The extended roof was also designed to provide shade for the house in summer, when temperatures reach about 27 degrees Celsius (80.6 degrees Fahrenheit), and trap warmth in winter, when temperatures drop to about five degrees Celsius (41 degrees Fahrenheit).
"In summer, the shawl roof cuts out strong sunshine and traps cool air, and in winter, it traps the sunshine, and the warmth from this gets stored naturally in the terrace's concrete floor," said Yoshimoto.
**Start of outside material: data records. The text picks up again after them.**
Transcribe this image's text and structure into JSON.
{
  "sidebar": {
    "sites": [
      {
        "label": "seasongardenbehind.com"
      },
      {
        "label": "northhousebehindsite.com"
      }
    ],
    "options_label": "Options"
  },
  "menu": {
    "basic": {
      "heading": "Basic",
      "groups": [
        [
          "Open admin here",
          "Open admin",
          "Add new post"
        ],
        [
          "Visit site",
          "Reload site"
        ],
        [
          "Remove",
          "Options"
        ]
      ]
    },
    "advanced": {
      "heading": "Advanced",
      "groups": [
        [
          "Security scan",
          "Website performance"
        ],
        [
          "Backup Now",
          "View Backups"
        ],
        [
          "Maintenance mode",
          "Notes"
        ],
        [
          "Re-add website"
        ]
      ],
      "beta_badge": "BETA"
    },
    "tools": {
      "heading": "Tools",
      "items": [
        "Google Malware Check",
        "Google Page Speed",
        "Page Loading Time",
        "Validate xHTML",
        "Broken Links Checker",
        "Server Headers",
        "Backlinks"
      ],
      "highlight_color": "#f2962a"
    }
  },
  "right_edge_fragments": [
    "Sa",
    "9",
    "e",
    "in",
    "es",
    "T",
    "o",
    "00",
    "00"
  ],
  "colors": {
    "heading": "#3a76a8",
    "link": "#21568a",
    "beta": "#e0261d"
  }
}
Two curved slits have been cut out of the wall behind the terrace to allow breezes to pass through the site, providing natural ventilation in summer.
The ground floor of the house has an open-plan kitchen, dining room and living space, and the first floor has a master bedroom and study, two children's bedrooms, and a play area at the top of the stairs.
A curved section of the upper floor has been cut out to create a void between the play area and the living space below.
"It means the family can easily have eye contact with each other and communicate, which makes for a better life together under one roof," said Yoshimoto, whose firm has also recently completed a residence designed as a house within a house and a home of at the foot of Mount Rokkō featuring a series of stacked concrete boxes.
The curved void inside Shawl House follows the line of the roof outside to create a sense of continuity between the interior and exterior, and plywood covers the ceiling inside and outside to accentuate this.
"The owners wanted a space that was light and private, but the connection between indoors and outdoors was also important for them," said Yoshimoto.